Distinct () To redo the elements in the RDD
COALESCE () Repartition the RDD, using the Hashpartitioner
Repartition () Implementation of the second parameter of the COALESCE function true
Sample ()
Union () Combine 2 rdd with no weight
Intersection () Returns the intersection of two Rdd and
Subtract Similar to intersection, returns the element that appears in the RDD and does not appear in the Otherrdd, and does not go heavy.
Mappartitions Similar to map, map by partition
Mappartitionswithindex With Mappartitions, more than 2 parameters are provided
Zip Used to synthesize two RDD groups into the Key/value form of Rdd, where the default two RDD has the same number of partition and the number of elements, otherwise an exception will be thrown.
Zippartitions Combine multiple rdd into a new RDD according to partition, which requires the combined RDD to have the same number of partitions, but no requirement for the number of elements per partition
Partitionby
Mapvalues
Flatmapvalues
Combinebykey
Foldbykey
Groupbykey ()
Reducebykey ()
Reducebykeylocally
Randomsplit () Cut an RDD into multiple rdd according to weights weights

Action Td>countbykey
Actions Description
First
count
reduce
collect
take
top
takeordered
aggregate
fold
lookup
foreach
foreachpartition
sortby
saveastextfile
saveassequencefile
saveasobjectfile

Contact Us

The content source of this page is from Internet, which doesn't represent Alibaba Cloud's opinion; products and services mentioned on that page don't have any relationship with Alibaba Cloud. If the content of the page makes you feel confusing, please write us an email, we will handle the problem within 5 days after receiving your email.

If you find any instances of plagiarism from the community, please send an email to: info-contact@alibabacloud.com and provide relevant evidence.

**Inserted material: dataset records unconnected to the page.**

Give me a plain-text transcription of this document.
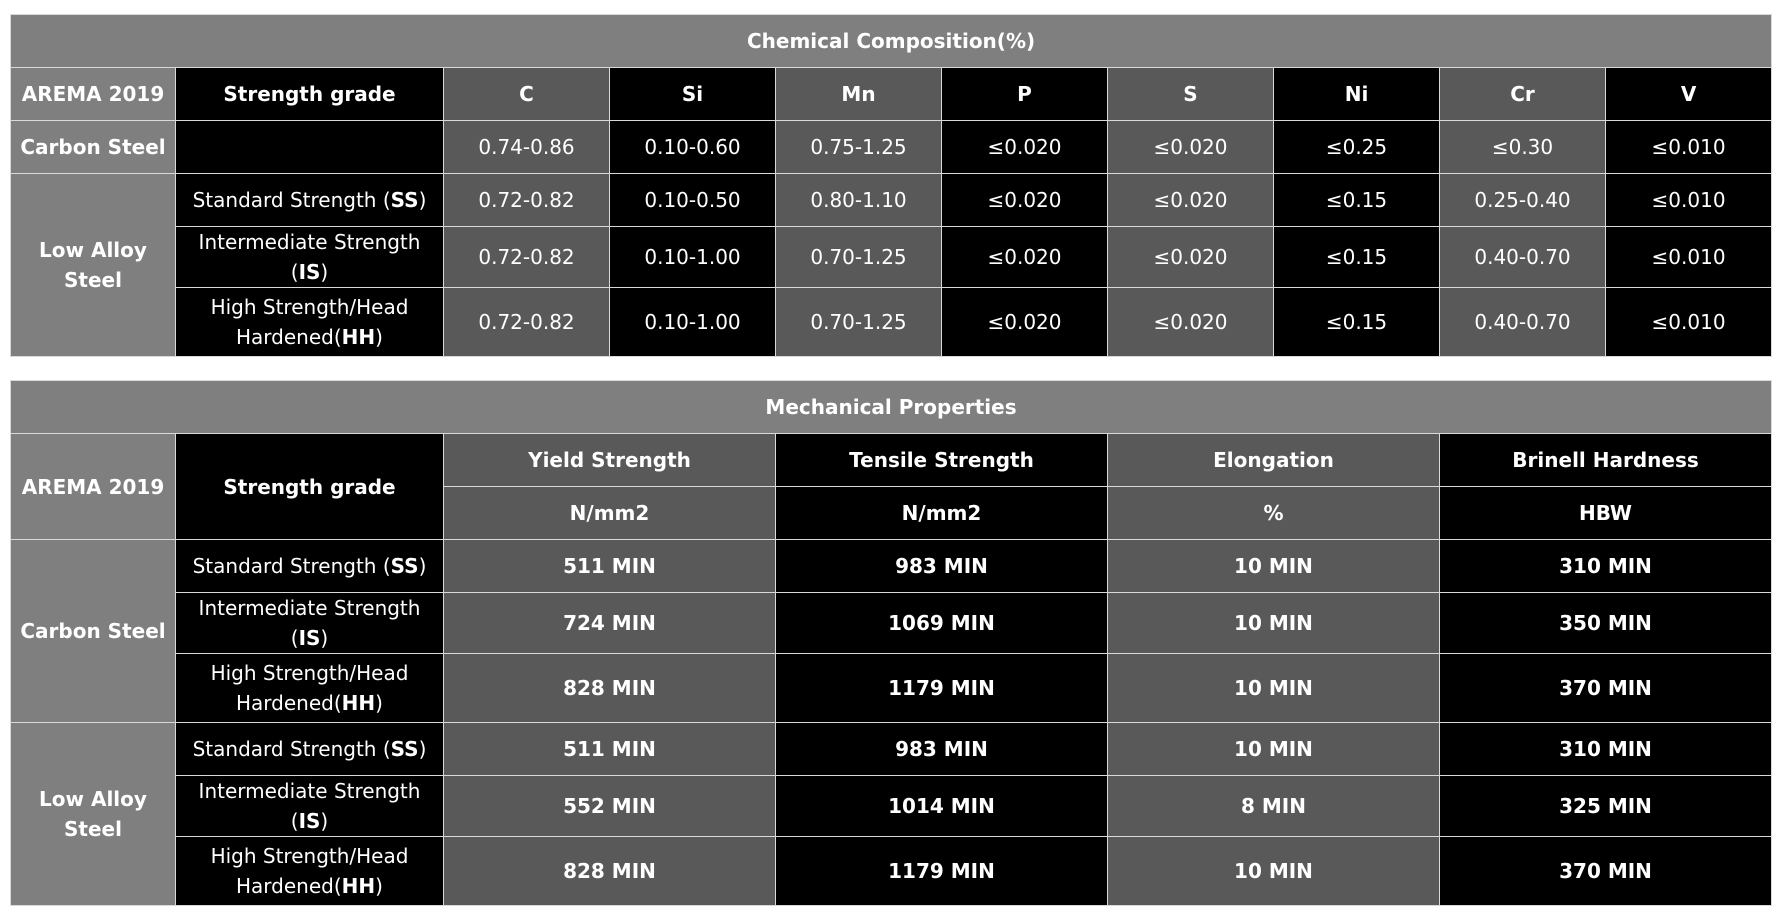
Chemical Composition(%)									
AREMA 2019	Strength grade	C	Si	Mn	P	S	Ni	Cr	V
Carbon Steel		0.74-0.86	0.10-0.60	0.75-1.25	≤0.020	≤0.020	≤0.25	≤0.30	≤0.010
Low Alloy Steel	Standard Strength (SS)	0.72-0.82	0.10-0.50	0.80-1.10	≤0.020	≤0.020	≤0.15	0.25-0.40	≤0.010
	Intermediate Strength (IS)	0.72-0.82	0.10-1.00	0.70-1.25	≤0.020	≤0.020	≤0.15	0.40-0.70	≤0.010
	High Strength/Head Hardened(HH)	0.72-0.82	0.10-1.00	0.70-1.25	≤0.020	≤0.020	≤0.15	0.40-0.70	≤0.010
Mechanical Properties					
AREMA 2019	Strength grade	Yield Strength	Tensile Strength	Elongation	Brinell Hardness
		N/mm2	N/mm2	%	HBW
Carbon Steel	Standard Strength (SS)	511 MIN	983 MIN	10 MIN	310 MIN
	Intermediate Strength (IS)	724 MIN	1069 MIN	10 MIN	350 MIN
	High Strength/Head Hardened(HH)	828 MIN	1179 MIN	10 MIN	370 MIN
Low Alloy Steel	Standard Strength (SS)	511 MIN	983 MIN	10 MIN	310 MIN
	Intermediate Strength (IS)	552 MIN	1014 MIN	8 MIN	325 MIN
	High Strength/Head Hardened(HH)	828 MIN	1179 MIN	10 MIN	370 MIN
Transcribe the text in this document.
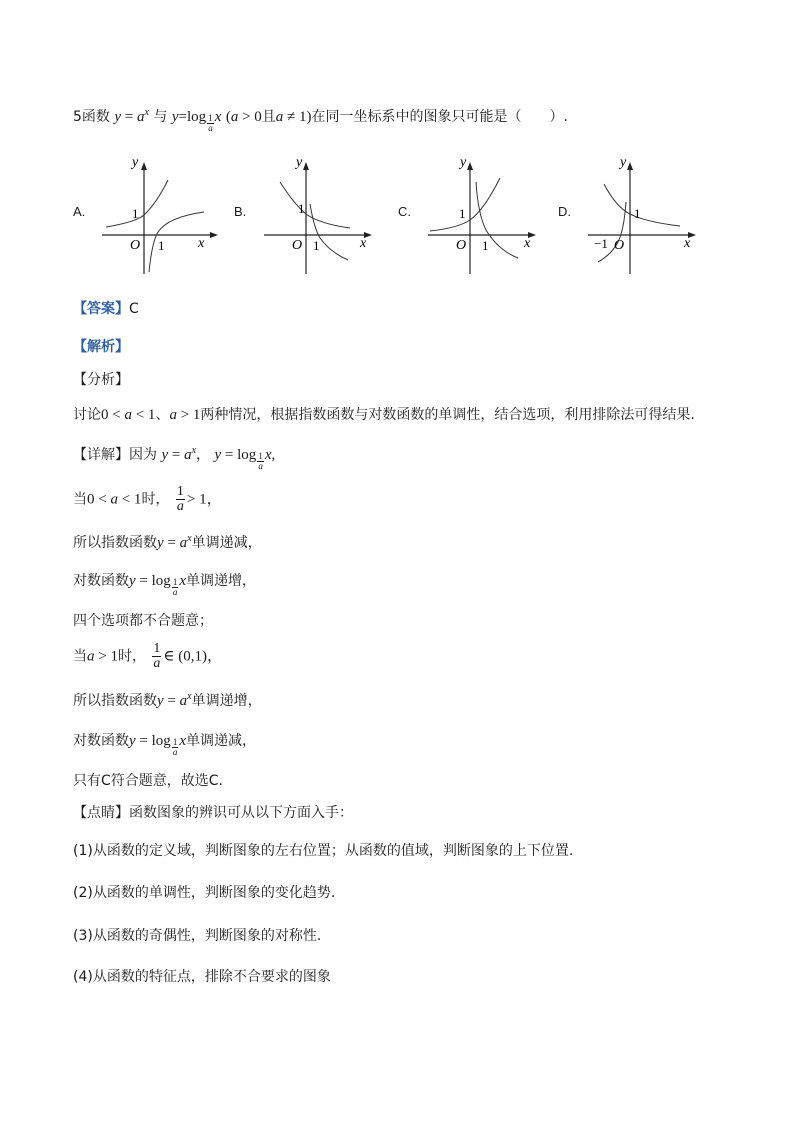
5函数 $y = a^x$ 与 $y=\log \frac{1}{a}$ x (a > 0且a ≠ 1)在同一坐标系中的图象只可能是（　　）.
A.	B.	C.	D.
y
x
O
1
1
y
x
O
1
1
y
x
O
1
1
y
x
O
1
−1
【答案】C
【解析】
【分析】
讨论0 < a < 1、a > 1两种情况，根据指数函数与对数函数的单调性，结合选项，利用排除法可得结果.
【详解】因为 $y = a^x$， $y = \log \frac{1}{a} x$,
当0 < a < 1时， $\frac{1}{a} > 1$，
所以指数函数$y = a^x$单调递减，
对数函数$y = \log \frac{1}{a}$ x单调递增，
四个选项都不合题意；
当a > 1时， $\frac{1}{a}$ ∈ (0,1)，
所以指数函数$y = a^x$单调递增，
对数函数$y = \log \frac{1}{a}$ x单调递减，
只有C符合题意，故选C.
【点睛】函数图象的辨识可从以下方面入手：
(1)从函数的定义域，判断图象的左右位置；从函数的值域，判断图象的上下位置.
(2)从函数的单调性，判断图象的变化趋势.
(3)从函数的奇偶性，判断图象的对称性.
(4)从函数的特征点，排除不合要求的图象
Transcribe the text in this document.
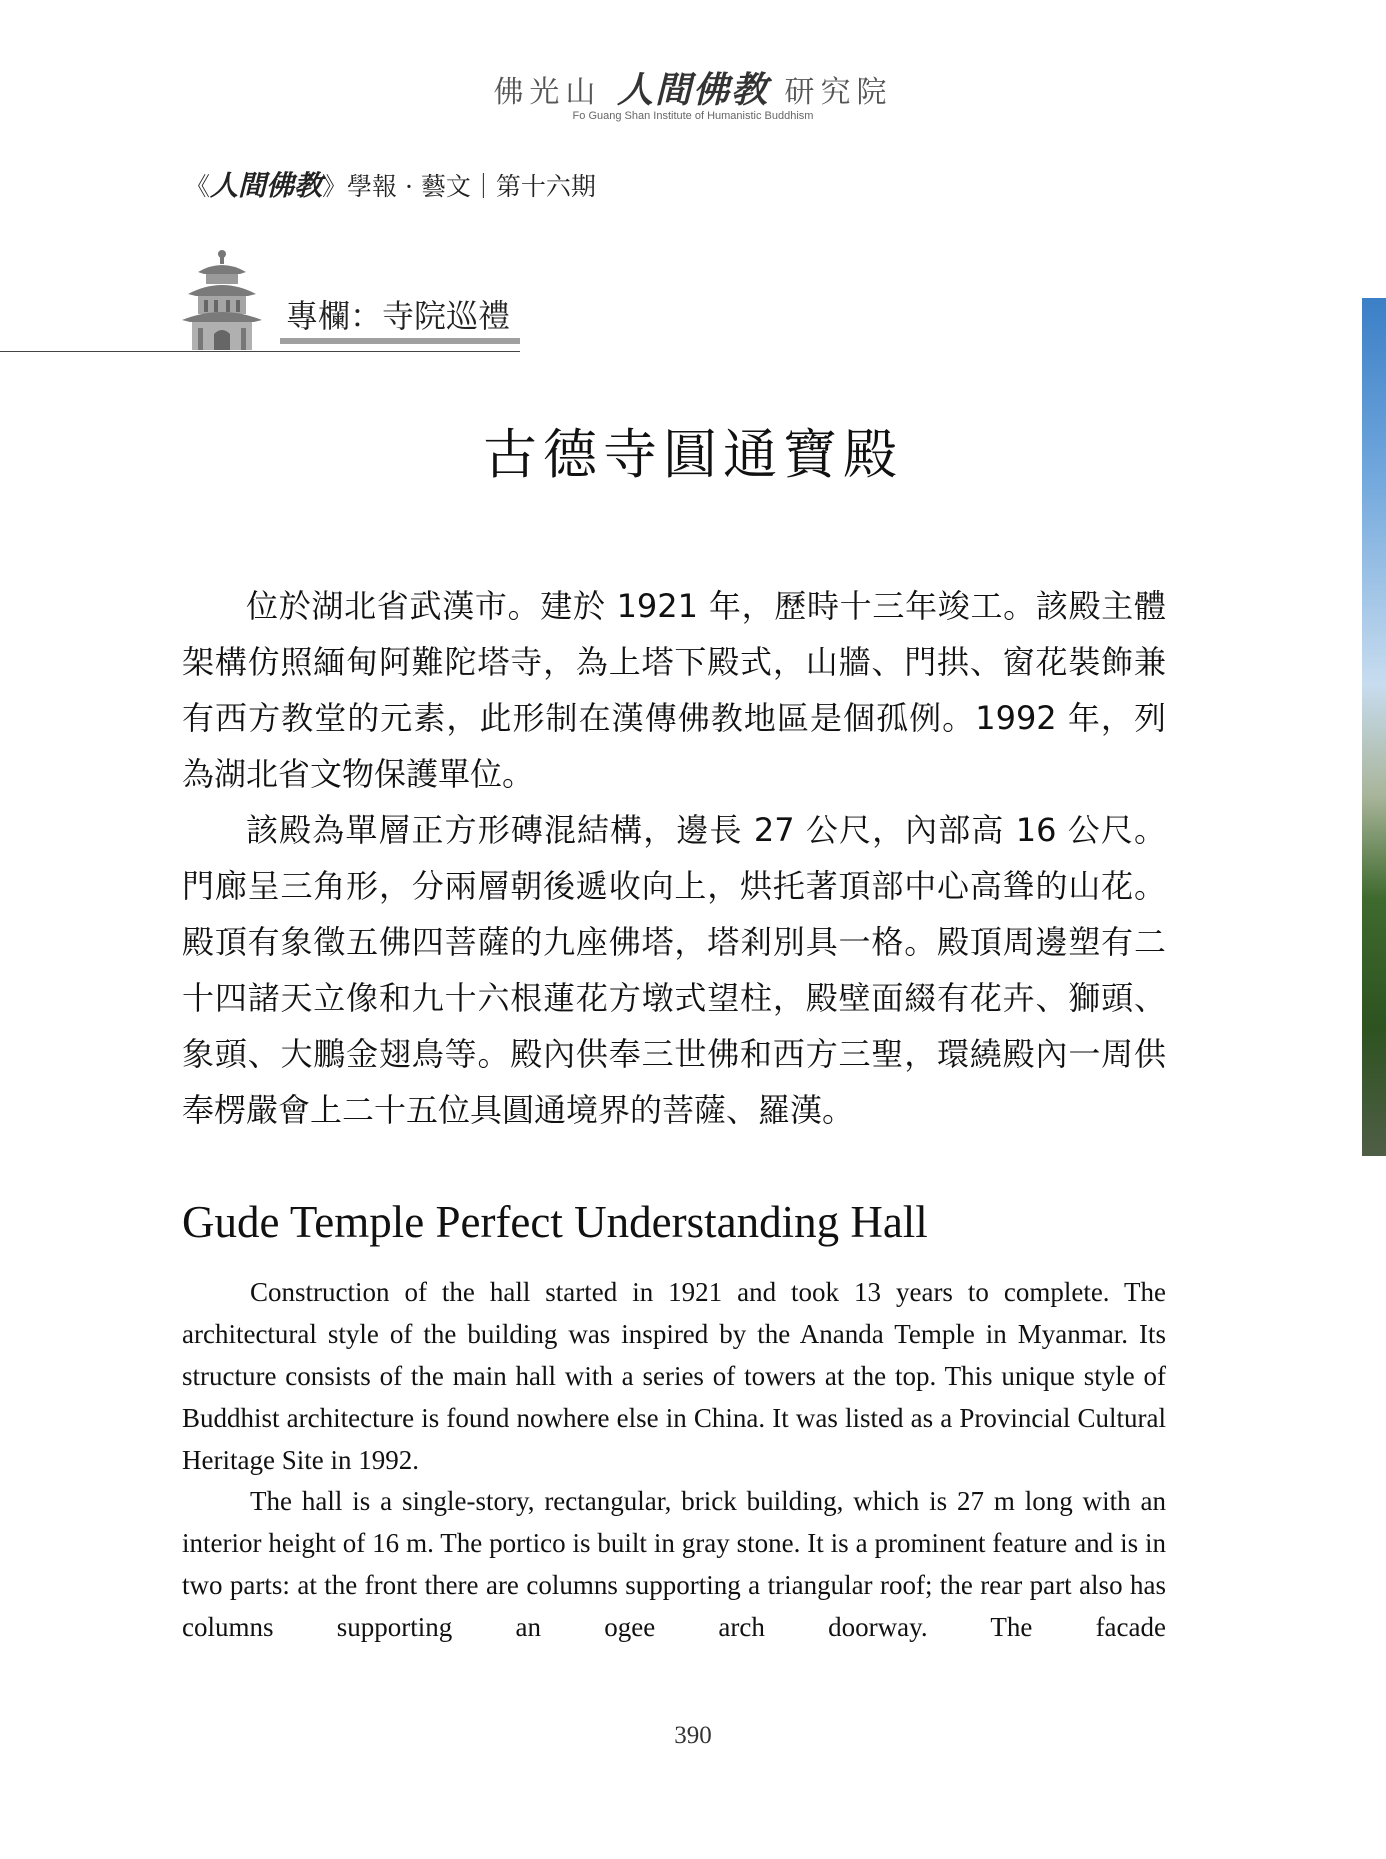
佛光山 人間佛教 研究院
Fo Guang Shan Institute of Humanistic Buddhism
《人間佛教》學報 · 藝文｜第十六期
專欄：寺院巡禮
古德寺圓通寶殿

位於湖北省武漢市。建於 1921 年，歷時十三年竣工。該殿主體架構仿照緬甸阿難陀塔寺，為上塔下殿式，山牆、門拱、窗花裝飾兼有西方教堂的元素，此形制在漢傳佛教地區是個孤例。1992 年，列為湖北省文物保護單位。

該殿為單層正方形磚混結構，邊長 27 公尺，內部高 16 公尺。門廊呈三角形，分兩層朝後遞收向上，烘托著頂部中心高聳的山花。殿頂有象徵五佛四菩薩的九座佛塔，塔剎別具一格。殿頂周邊塑有二十四諸天立像和九十六根蓮花方墩式望柱，殿壁面綴有花卉、獅頭、象頭、大鵬金翅鳥等。殿內供奉三世佛和西方三聖，環繞殿內一周供奉楞嚴會上二十五位具圓通境界的菩薩、羅漢。

Gude Temple Perfect Understanding Hall

Construction of the hall started in 1921 and took 13 years to complete. The architectural style of the building was inspired by the Ananda Temple in Myanmar. Its structure consists of the main hall with a series of towers at the top. This unique style of Buddhist architecture is found nowhere else in China. It was listed as a Provincial Cultural Heritage Site in 1992.

The hall is a single-story, rectangular, brick building, which is 27 m long with an interior height of 16 m. The portico is built in gray stone. It is a prominent feature and is in two parts: at the front there are columns supporting a triangular roof; the rear part also has columns supporting an ogee arch doorway. The facade

390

A staff member will contact you within 5 working days.

A Free Trial That Lets You Build Big!

Start building with 50+ products and up to 12 months usage for Elastic Compute Service

  • Sales Support

    1 on 1 presale consultation

  • After-Sales Support

    24/7 Technical Support 6 Free Tickets per Quarter Faster Response

  • Alibaba Cloud offers highly flexible support services tailored to meet your exact needs.